宮谷:建設業界は全国に約40万社あり、私たちのサービスを活用していただけそうな企業はおよそ8万社あります。まずはその市場を確実に獲っていくのが当面の目標です。その次の目標としてはやはり海外展開になるでしょうね。まずは巨大な建設市場があるアジアパシフィック地域を手はじめに、ScanXの拡販に努めていきたいと思っています。今後はテラバイト級のデータを一括処理できる新プロダクト「Deep3」にも力を入れていくので、次回シリーズAラウンドでの資金調達が大きな節目になるでしょう。Angel Bridgeさんからのご支援にも期待しています。
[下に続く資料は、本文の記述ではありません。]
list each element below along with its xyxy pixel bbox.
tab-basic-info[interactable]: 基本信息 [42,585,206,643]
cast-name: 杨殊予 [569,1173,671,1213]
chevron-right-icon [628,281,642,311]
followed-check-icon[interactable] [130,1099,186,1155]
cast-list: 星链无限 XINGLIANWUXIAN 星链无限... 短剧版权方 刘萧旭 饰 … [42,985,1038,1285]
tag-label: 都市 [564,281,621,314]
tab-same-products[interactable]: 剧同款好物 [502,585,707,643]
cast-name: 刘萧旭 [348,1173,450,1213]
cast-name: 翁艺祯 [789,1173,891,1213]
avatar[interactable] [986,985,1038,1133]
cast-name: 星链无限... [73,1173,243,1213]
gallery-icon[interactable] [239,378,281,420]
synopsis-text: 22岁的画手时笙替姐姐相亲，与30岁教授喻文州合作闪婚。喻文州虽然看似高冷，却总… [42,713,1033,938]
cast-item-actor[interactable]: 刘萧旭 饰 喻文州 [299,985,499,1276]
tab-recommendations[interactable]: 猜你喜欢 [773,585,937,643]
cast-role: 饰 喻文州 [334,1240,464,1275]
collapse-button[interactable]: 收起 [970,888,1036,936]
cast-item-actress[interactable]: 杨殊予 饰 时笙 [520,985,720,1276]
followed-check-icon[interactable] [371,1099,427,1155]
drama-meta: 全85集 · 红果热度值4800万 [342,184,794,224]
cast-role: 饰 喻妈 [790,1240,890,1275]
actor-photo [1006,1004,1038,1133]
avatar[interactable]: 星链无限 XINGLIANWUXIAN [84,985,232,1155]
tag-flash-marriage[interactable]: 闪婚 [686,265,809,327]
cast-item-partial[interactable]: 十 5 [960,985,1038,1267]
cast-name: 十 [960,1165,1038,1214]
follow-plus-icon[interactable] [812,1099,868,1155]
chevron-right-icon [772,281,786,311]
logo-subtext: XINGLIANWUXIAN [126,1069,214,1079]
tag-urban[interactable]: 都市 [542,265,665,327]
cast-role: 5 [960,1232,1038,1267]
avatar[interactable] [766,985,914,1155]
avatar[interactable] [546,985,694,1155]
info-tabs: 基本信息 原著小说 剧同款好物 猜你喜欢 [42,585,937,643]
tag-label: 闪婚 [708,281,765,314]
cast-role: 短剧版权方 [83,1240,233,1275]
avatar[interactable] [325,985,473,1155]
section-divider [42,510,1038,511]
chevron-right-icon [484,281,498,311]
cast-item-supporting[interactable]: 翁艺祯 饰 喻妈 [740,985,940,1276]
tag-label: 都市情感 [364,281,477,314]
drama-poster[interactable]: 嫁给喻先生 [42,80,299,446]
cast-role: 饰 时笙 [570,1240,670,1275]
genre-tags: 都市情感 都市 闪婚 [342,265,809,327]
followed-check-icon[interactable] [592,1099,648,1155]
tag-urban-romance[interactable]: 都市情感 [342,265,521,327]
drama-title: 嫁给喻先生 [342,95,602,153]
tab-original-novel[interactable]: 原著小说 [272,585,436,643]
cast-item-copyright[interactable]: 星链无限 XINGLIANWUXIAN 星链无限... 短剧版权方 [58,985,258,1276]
林:もちろんです。引き続き資金面からのご支援もさることながら、営業組織の強化や営業先のご紹介など、できることはまだまだたくさんあると思っています。Angel Bridgeとしても、宮谷さんが適切なタイミングで適切なチャレンジができるよう、息の長いご支援をするつもりです。ぜひ日本発のメガベンチャーになってください。

宮谷:がんばります!

読者の皆さんにメッセージをお願いします。

宮谷:スタートアップで過ごす時間は濃密で、1年もあればどんなことでも起こり得ます。良いことや悪いことが入れ替わり訪れる環境にあっても、情熱を失わず前に進み続けるには、好きだと思えるビジネスに取り組むのが一番です。私はお客様のペインをテクノロジーの力で解決するのが何よりも好きですし、その思いを支えてくださるAngel Bridgeさんのような力強い伴走者もいます。熱意ある者の周囲にはおのずと人が集まり、機会が育まれていくもの。ぜひ一緒にスタートアップ界隈を盛り上げていきましょう!